Un care fondé sur la mascarade

Le lectorat est confronté dès le début de la pièce aux différents rôles endossés par Nora aux yeux de son mari : celle-ci est à la fois une « alouette qui gazouille » (MP, 26), un « écureuil qui frétille » (MP, 26) et une « joueuse [qui] a encore trouvé le moyen de gaspiller un tas d’argent » (MP, 27). Cette manie d’Helmer d’affubler sa femme de ces noms hypocoristiques dévoile en fait la propension de Nora à revêtir plusieurs rôles : c’est l’endossement du masque de l’insouciante légèreté propre au féminin qui lui permet de se soumettre en apparence à la loi de son mari ; c’est pour cacher son acte illégal de l’emprunt que Nora se travestit, se revêtant d’un masque de la féminité tel que réfléchi par Joan Riviere dans « Womanliness as a masquerade » ou la psychanalyste note : « Womanliness therefore could be assumed and worn as a mask, both to hide the possession of masculinity and to avert the reprisals expected if she was found to possess it […]7 ». Car c’est bel et bien une certaine masculinité que Nora essaie de cacher à son mari. En tant que femme, en empruntant de l’argent à Korgstad, c’est non seulement la loi de son mari qu’elle brise – celui-ci refusant toute forme d’emprunt sous n’importe quelle condition, pour ne pas être dépendant de quiconque –, mais également la Loi au sens propre, la justice de l’homme – une femme ne peut emprunter de l’argent sans être prise en charge par un homme. Nora, lorsqu’elle contracte la dette en cachette de son mari auprès de Korgstad, signe avec le nom de son père, décédé trois jours plus tôt. Ainsi, la fille prend symboliquement la place du père en s’appropriant le droit d’emprunter, de posséder de l’argent et de faire de l’argent (pour rembourser la dette), tous des droits exclusivement réservés à l’homme :

Nora : J’ai eu aussi d’autres recettes. L’hiver dernier j’eus le bonheur de trouver beaucoup de copies. Alors je m’enfermais et j’écrivais jusqu’à une heure avancée de la nuit. Oh ! souvent je me trouvais fatiguée, très fatiguée. Mais c’était bien amusant de travailler pour gagner de l’argent. Il me semblait presque que j’étais un homme (MP, 47-48).

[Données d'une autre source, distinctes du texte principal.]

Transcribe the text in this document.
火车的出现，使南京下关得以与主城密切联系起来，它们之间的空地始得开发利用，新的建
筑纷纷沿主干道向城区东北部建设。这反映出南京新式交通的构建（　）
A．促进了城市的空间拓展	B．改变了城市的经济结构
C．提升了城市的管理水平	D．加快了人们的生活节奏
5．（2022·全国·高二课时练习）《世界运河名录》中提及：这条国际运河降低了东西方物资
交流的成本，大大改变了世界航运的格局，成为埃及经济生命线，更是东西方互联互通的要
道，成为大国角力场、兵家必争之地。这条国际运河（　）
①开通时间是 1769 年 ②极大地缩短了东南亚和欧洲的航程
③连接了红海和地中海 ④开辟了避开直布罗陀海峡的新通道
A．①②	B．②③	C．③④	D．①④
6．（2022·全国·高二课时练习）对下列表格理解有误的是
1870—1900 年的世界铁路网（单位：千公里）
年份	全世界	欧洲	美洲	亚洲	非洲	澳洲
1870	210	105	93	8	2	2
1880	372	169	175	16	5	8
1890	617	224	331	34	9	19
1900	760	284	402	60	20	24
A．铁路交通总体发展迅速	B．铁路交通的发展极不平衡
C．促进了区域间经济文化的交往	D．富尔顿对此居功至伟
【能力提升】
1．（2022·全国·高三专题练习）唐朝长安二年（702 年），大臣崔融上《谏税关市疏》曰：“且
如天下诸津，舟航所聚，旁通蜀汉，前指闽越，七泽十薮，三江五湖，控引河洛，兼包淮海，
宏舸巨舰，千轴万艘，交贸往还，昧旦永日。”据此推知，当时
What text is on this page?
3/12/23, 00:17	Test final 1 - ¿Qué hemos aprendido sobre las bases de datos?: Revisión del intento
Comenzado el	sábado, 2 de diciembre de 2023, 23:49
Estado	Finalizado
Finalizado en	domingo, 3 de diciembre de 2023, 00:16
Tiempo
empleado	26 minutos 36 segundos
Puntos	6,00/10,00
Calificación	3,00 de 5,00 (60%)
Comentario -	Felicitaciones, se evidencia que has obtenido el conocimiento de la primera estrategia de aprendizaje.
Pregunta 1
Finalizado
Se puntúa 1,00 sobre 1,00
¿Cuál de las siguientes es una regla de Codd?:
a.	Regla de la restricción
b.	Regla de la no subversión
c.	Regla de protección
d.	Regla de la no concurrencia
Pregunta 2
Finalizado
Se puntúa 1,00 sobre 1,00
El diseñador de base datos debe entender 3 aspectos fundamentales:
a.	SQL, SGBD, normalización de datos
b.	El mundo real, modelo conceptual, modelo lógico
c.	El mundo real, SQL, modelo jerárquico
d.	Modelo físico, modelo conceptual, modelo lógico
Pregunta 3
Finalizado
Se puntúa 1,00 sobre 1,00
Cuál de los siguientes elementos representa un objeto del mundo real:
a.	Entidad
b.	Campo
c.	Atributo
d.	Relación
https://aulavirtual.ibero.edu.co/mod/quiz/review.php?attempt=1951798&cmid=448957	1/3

C’est un care aux différentes connotations genrées que Nora illustre dans la pièce : tout en se conformant à un rôle de care traditionnel qui se veut féminin, celui d’épouse et de mère, c’est un care masculinisé dont Nora s’empare dans la pièce, en s’appropriant également une sollicitude fondée sur la protection (autant économique que physique), un rôle habituellement masculin. Nora endosse le masque de la féminité, en se confinant dans les rôles de l’alouette et de l’écureuil qui égaient son mari, afin d’éviter les représailles de celui-ci, représailles dirigées sur la possession du phallus symbolique de Nora, fondé sur un care qui est virilisé. Elle s’approprie le phallus lorsqu’elle prend symboliquement la place du père par la signature, c’est une appropriation qu’elle tente de voiler non seulement tout au long de la pièce, mais déjà depuis huit ans. Le topos du travestissement devient central dans l’œuvre, alors que Korgstad, découvrant que Nora a signé à la place du père, menace de tout dévoiler à son mari ; Nora doit divertir Helmer durant plus de 30 heures, afin d’éviter que celui-ci ouvre la boîte aux lettres et y découvre le fatidique message de Korgstad dévoilant la mascarade. Nora enfile un châle sur sa tête et joue de la tarentelle de manière grotesque pour captiver l’attention de son mari, pour le dévier de la lettre qui dévoilerait le travestissement orchestré par l’épouse depuis des années :

Nora : Il se peut qu’avec le temps, quand bien des années auront passé, quand je ne serai plus aussi jolie qu’aujourd’hui… Ne ris pas… je veux dire quand Torvald ne m’aimera plus autant, quand il n’aura plus de plaisir à me voir danser, me travestir et déclamer pour le divertir, il sera bon peut-être que j’aie alors quelque chose à qui m’accrocher… (MP, 46-47).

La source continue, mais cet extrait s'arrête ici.